In all the years I have lived in London, I've never actually set foot in the club, and I was fascinated to see a forge dated 1635 form part of the back wall of the main stage. The sound engineer informed me it was used to make horseshoes. I am impressed to think it must have survived the Great Fire. But, I digress...

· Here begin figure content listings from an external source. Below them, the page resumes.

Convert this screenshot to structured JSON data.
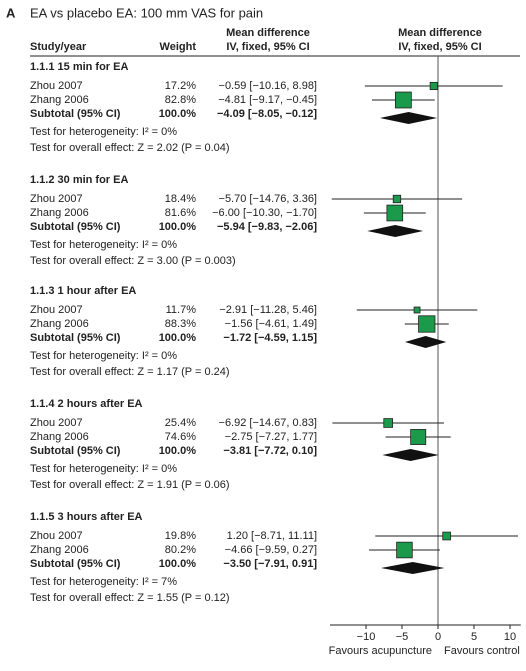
{
  "chart_data": {
    "type": "forest",
    "panel": "A",
    "title": "EA vs placebo EA: 100 mm VAS for pain",
    "headers": {
      "study": "Study/year",
      "weight": "Weight",
      "md_text": "Mean difference",
      "md_text_sub": "IV, fixed, 95% CI",
      "md_plot": "Mean difference",
      "md_plot_sub": "IV, fixed, 95% CI"
    },
    "groups": [
      {
        "name": "1.1.1 15 min for EA",
        "studies": [
          {
            "name": "Zhou 2007",
            "weight": 17.2,
            "weight_label": "17.2%",
            "md": -0.59,
            "lo": -10.16,
            "hi": 8.98,
            "ci_label": "−0.59 [−10.16, 8.98]"
          },
          {
            "name": "Zhang 2006",
            "weight": 82.8,
            "weight_label": "82.8%",
            "md": -4.81,
            "lo": -9.17,
            "hi": -0.45,
            "ci_label": "−4.81 [−9.17, −0.45]"
          }
        ],
        "subtotal": {
          "name": "Subtotal (95% CI)",
          "weight": 100,
          "weight_label": "100.0%",
          "md": -4.09,
          "lo": -8.05,
          "hi": -0.12,
          "ci_label": "−4.09 [−8.05, −0.12]"
        },
        "heterogeneity": "Test for heterogeneity: I² = 0%",
        "overall": "Test for overall effect: Z = 2.02 (P = 0.04)"
      },
      {
        "name": "1.1.2 30 min for EA",
        "studies": [
          {
            "name": "Zhou 2007",
            "weight": 18.4,
            "weight_label": "18.4%",
            "md": -5.7,
            "lo": -14.76,
            "hi": 3.36,
            "ci_label": "−5.70 [−14.76, 3.36]"
          },
          {
            "name": "Zhang 2006",
            "weight": 81.6,
            "weight_label": "81.6%",
            "md": -6.0,
            "lo": -10.3,
            "hi": -1.7,
            "ci_label": "−6.00 [−10.30, −1.70]"
          }
        ],
        "subtotal": {
          "name": "Subtotal (95% CI)",
          "weight": 100,
          "weight_label": "100.0%",
          "md": -5.94,
          "lo": -9.83,
          "hi": -2.06,
          "ci_label": "−5.94 [−9.83, −2.06]"
        },
        "heterogeneity": "Test for heterogeneity: I² = 0%",
        "overall": "Test for overall effect: Z = 3.00 (P = 0.003)"
      },
      {
        "name": "1.1.3 1 hour after EA",
        "studies": [
          {
            "name": "Zhou 2007",
            "weight": 11.7,
            "weight_label": "11.7%",
            "md": -2.91,
            "lo": -11.28,
            "hi": 5.46,
            "ci_label": "−2.91 [−11.28, 5.46]"
          },
          {
            "name": "Zhang 2006",
            "weight": 88.3,
            "weight_label": "88.3%",
            "md": -1.56,
            "lo": -4.61,
            "hi": 1.49,
            "ci_label": "−1.56 [−4.61, 1.49]"
          }
        ],
        "subtotal": {
          "name": "Subtotal (95% CI)",
          "weight": 100,
          "weight_label": "100.0%",
          "md": -1.72,
          "lo": -4.59,
          "hi": 1.15,
          "ci_label": "−1.72 [−4.59, 1.15]"
        },
        "heterogeneity": "Test for heterogeneity: I² = 0%",
        "overall": "Test for overall effect: Z = 1.17 (P = 0.24)"
      },
      {
        "name": "1.1.4 2 hours after EA",
        "studies": [
          {
            "name": "Zhou 2007",
            "weight": 25.4,
            "weight_label": "25.4%",
            "md": -6.92,
            "lo": -14.67,
            "hi": 0.83,
            "ci_label": "−6.92 [−14.67, 0.83]"
          },
          {
            "name": "Zhang 2006",
            "weight": 74.6,
            "weight_label": "74.6%",
            "md": -2.75,
            "lo": -7.27,
            "hi": 1.77,
            "ci_label": "−2.75 [−7.27, 1.77]"
          }
        ],
        "subtotal": {
          "name": "Subtotal (95% CI)",
          "weight": 100,
          "weight_label": "100.0%",
          "md": -3.81,
          "lo": -7.72,
          "hi": 0.1,
          "ci_label": "−3.81 [−7.72, 0.10]"
        },
        "heterogeneity": "Test for heterogeneity: I² = 0%",
        "overall": "Test for overall effect: Z = 1.91 (P = 0.06)"
      },
      {
        "name": "1.1.5 3 hours after EA",
        "studies": [
          {
            "name": "Zhou 2007",
            "weight": 19.8,
            "weight_label": "19.8%",
            "md": 1.2,
            "lo": -8.71,
            "hi": 11.11,
            "ci_label": "1.20 [−8.71, 11.11]"
          },
          {
            "name": "Zhang 2006",
            "weight": 80.2,
            "weight_label": "80.2%",
            "md": -4.66,
            "lo": -9.59,
            "hi": 0.27,
            "ci_label": "−4.66 [−9.59, 0.27]"
          }
        ],
        "subtotal": {
          "name": "Subtotal (95% CI)",
          "weight": 100,
          "weight_label": "100.0%",
          "md": -3.5,
          "lo": -7.91,
          "hi": 0.91,
          "ci_label": "−3.50 [−7.91, 0.91]"
        },
        "heterogeneity": "Test for heterogeneity: I² = 7%",
        "overall": "Test for overall effect: Z = 1.55 (P = 0.12)"
      }
    ],
    "xlim": [
      -15,
      11.5
    ],
    "xticks": [
      {
        "value": -10,
        "label": "−10"
      },
      {
        "value": -5,
        "label": "−5"
      },
      0,
      5,
      10
    ],
    "favours_left": "Favours acupuncture",
    "favours_right": "Favours control",
    "box_color": "#1a9a4a",
    "diamond_color": "#111111"
  }
}
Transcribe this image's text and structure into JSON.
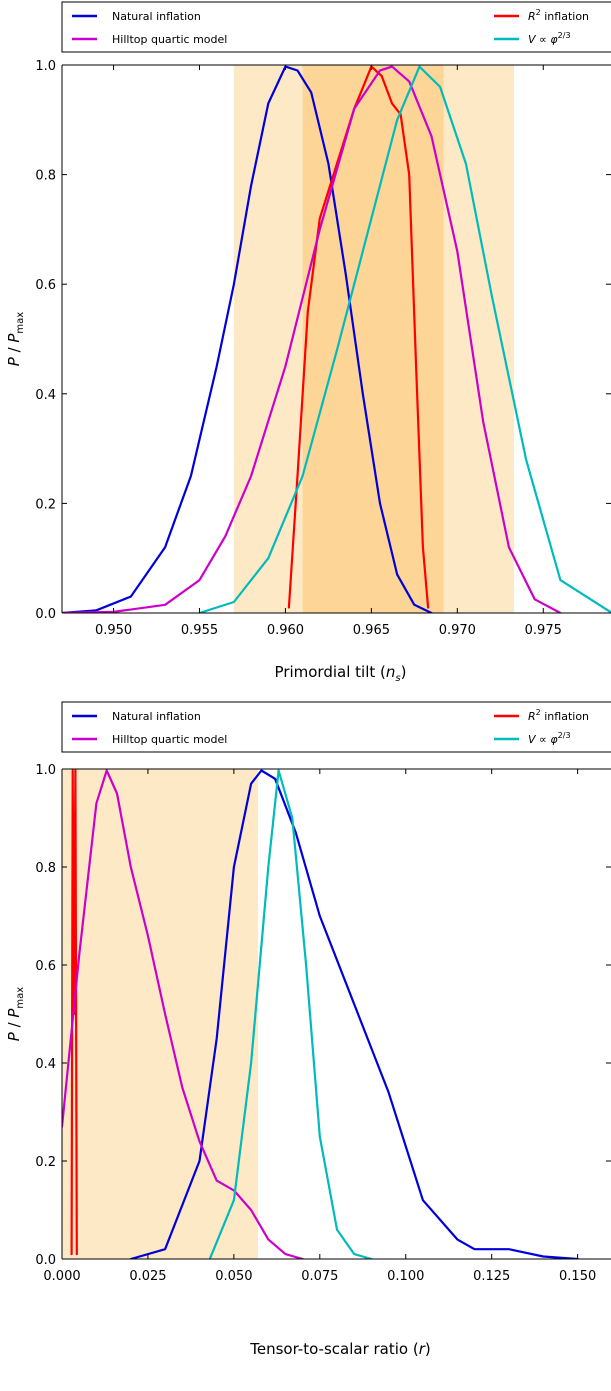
{
  "chart_data": [
    {
      "type": "line",
      "xlabel": "Primordial tilt (n_s)",
      "ylabel": "P/P_max",
      "xlim": [
        0.947,
        0.979
      ],
      "ylim": [
        0.0,
        1.0
      ],
      "xticks": [
        "0.950",
        "0.955",
        "0.960",
        "0.965",
        "0.970",
        "0.975"
      ],
      "yticks": [
        "0.0",
        "0.2",
        "0.4",
        "0.6",
        "0.8",
        "1.0"
      ],
      "grid": false,
      "legend_position": "top",
      "bands": [
        {
          "x0": 0.957,
          "x1": 0.9733,
          "color": "#fde9c6"
        },
        {
          "x0": 0.961,
          "x1": 0.9692,
          "color": "#fdd596"
        }
      ],
      "series": [
        {
          "name": "Natural inflation",
          "color": "#0000dd",
          "x": [
            0.947,
            0.949,
            0.951,
            0.953,
            0.9545,
            0.956,
            0.957,
            0.958,
            0.959,
            0.96,
            0.9607,
            0.9615,
            0.9625,
            0.9635,
            0.9645,
            0.9655,
            0.9665,
            0.9675,
            0.9685
          ],
          "y": [
            0.0,
            0.005,
            0.03,
            0.12,
            0.25,
            0.45,
            0.6,
            0.78,
            0.93,
            0.997,
            0.99,
            0.95,
            0.82,
            0.62,
            0.4,
            0.2,
            0.07,
            0.015,
            0.0
          ]
        },
        {
          "name": "R^2 inflation",
          "color": "#ff0000",
          "x": [
            0.9602,
            0.9607,
            0.9613,
            0.962,
            0.963,
            0.964,
            0.965,
            0.9656,
            0.9662,
            0.9667,
            0.9672,
            0.9676,
            0.968,
            0.9683
          ],
          "y": [
            0.01,
            0.25,
            0.55,
            0.72,
            0.82,
            0.92,
            0.997,
            0.98,
            0.93,
            0.91,
            0.8,
            0.45,
            0.12,
            0.01
          ]
        },
        {
          "name": "Hilltop quartic model",
          "color": "#cc00cc",
          "x": [
            0.947,
            0.95,
            0.953,
            0.955,
            0.9565,
            0.958,
            0.96,
            0.962,
            0.964,
            0.9655,
            0.9662,
            0.9672,
            0.9685,
            0.97,
            0.9715,
            0.973,
            0.9745,
            0.976
          ],
          "y": [
            0.0,
            0.002,
            0.015,
            0.06,
            0.14,
            0.25,
            0.45,
            0.7,
            0.92,
            0.99,
            0.997,
            0.97,
            0.87,
            0.66,
            0.35,
            0.12,
            0.025,
            0.0
          ]
        },
        {
          "name": "V ∝ φ^(2/3)",
          "color": "#00bbbb",
          "x": [
            0.955,
            0.957,
            0.959,
            0.961,
            0.963,
            0.965,
            0.9665,
            0.9678,
            0.969,
            0.9705,
            0.972,
            0.974,
            0.976,
            0.979
          ],
          "y": [
            0.0,
            0.02,
            0.1,
            0.25,
            0.48,
            0.72,
            0.9,
            0.997,
            0.96,
            0.82,
            0.58,
            0.28,
            0.06,
            0.0
          ]
        }
      ]
    },
    {
      "type": "line",
      "xlabel": "Tensor-to-scalar ratio (r)",
      "ylabel": "P/P_max",
      "xlim": [
        0.0,
        0.16
      ],
      "ylim": [
        0.0,
        1.0
      ],
      "xticks": [
        "0.000",
        "0.025",
        "0.050",
        "0.075",
        "0.100",
        "0.125",
        "0.150"
      ],
      "yticks": [
        "0.0",
        "0.2",
        "0.4",
        "0.6",
        "0.8",
        "1.0"
      ],
      "grid": false,
      "legend_position": "top",
      "bands": [
        {
          "x0": 0.0,
          "x1": 0.057,
          "color": "#fde9c6"
        }
      ],
      "series": [
        {
          "name": "Natural inflation",
          "color": "#0000dd",
          "x": [
            0.02,
            0.03,
            0.04,
            0.045,
            0.05,
            0.055,
            0.058,
            0.062,
            0.068,
            0.075,
            0.085,
            0.095,
            0.105,
            0.115,
            0.12,
            0.13,
            0.14,
            0.15
          ],
          "y": [
            0.0,
            0.02,
            0.2,
            0.45,
            0.8,
            0.97,
            0.997,
            0.98,
            0.87,
            0.7,
            0.52,
            0.34,
            0.12,
            0.04,
            0.02,
            0.02,
            0.005,
            0.0
          ]
        },
        {
          "name": "R^2 inflation",
          "color": "#ff0000",
          "x": [
            0.0028,
            0.0031,
            0.0035,
            0.0039,
            0.0043
          ],
          "y": [
            0.01,
            0.997,
            0.5,
            0.997,
            0.01
          ]
        },
        {
          "name": "Hilltop quartic model",
          "color": "#cc00cc",
          "x": [
            0.0,
            0.005,
            0.01,
            0.013,
            0.016,
            0.02,
            0.025,
            0.03,
            0.035,
            0.04,
            0.045,
            0.05,
            0.055,
            0.06,
            0.065,
            0.07
          ],
          "y": [
            0.27,
            0.62,
            0.93,
            0.997,
            0.95,
            0.8,
            0.66,
            0.5,
            0.35,
            0.24,
            0.16,
            0.14,
            0.1,
            0.04,
            0.01,
            0.0
          ]
        },
        {
          "name": "V ∝ φ^(2/3)",
          "color": "#00bbbb",
          "x": [
            0.043,
            0.05,
            0.055,
            0.06,
            0.063,
            0.067,
            0.071,
            0.075,
            0.08,
            0.085,
            0.09
          ],
          "y": [
            0.0,
            0.12,
            0.4,
            0.8,
            0.997,
            0.9,
            0.6,
            0.25,
            0.06,
            0.01,
            0.0
          ]
        }
      ]
    }
  ]
}
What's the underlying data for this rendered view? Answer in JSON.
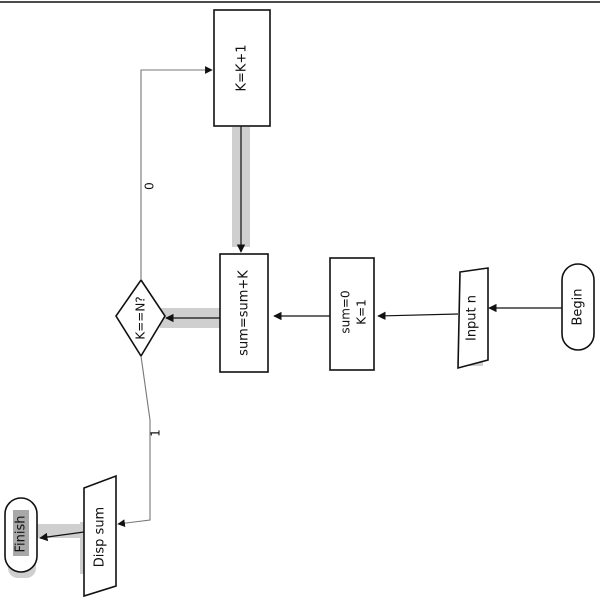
{
  "diagram": {
    "nodes": {
      "begin": {
        "label": "Begin",
        "shape": "terminator"
      },
      "input": {
        "label": "Input n",
        "shape": "parallelogram"
      },
      "init": {
        "lines": [
          "sum=0",
          "K=1"
        ],
        "shape": "process"
      },
      "accumulate": {
        "label": "sum=sum+K",
        "shape": "process"
      },
      "decision": {
        "label": "K==N?",
        "shape": "decision"
      },
      "increment": {
        "label": "K=K+1",
        "shape": "process"
      },
      "output": {
        "label": "Disp sum",
        "shape": "parallelogram"
      },
      "finish": {
        "label": "Finish",
        "shape": "terminator"
      }
    },
    "edges": {
      "no_label": "0",
      "yes_label": "1"
    }
  },
  "colors": {
    "stroke": "#111111",
    "shadow": "#cfcfcf",
    "label_highlight": "#a8a8a8"
  }
}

Cowan performed in the front room, a quirky, pigtailed figure adopting a knock-kneed stance usually seen by rockabilly guitarists, but here matched with a concert ukulele, face scrunched up, the better to add a melodramatic visual element to her idiosyncratic songs. I would have termed her style "English eccentric", had I not been warned via a pre-gig comment by fellow performer Helen McCookerybook, that they are neither English nor singer-songwriters. So, perhaps "British eccentric" is more accurate. Cowan's is quite a melodramatic style, full of dramatic pauses, knowing intonations and clever wordplay. "The Lure of Paris" made repeated mention of a "boring banker" in such a barbed way as to suggest it was cockney rhyming slang. Another number very amusingly riffed on "red Berlin" and the narrator's various romantic escapades.
Among the audience was Cowan's and McCookerybook's colleague Kath Tait, the third member of their tongue-in-cheek group the Desperado Housewives ("on the run from husbands and housework"). Their next themed gig, on the subject of cowboys, is on 9 September at the Montague Arms in New Cross.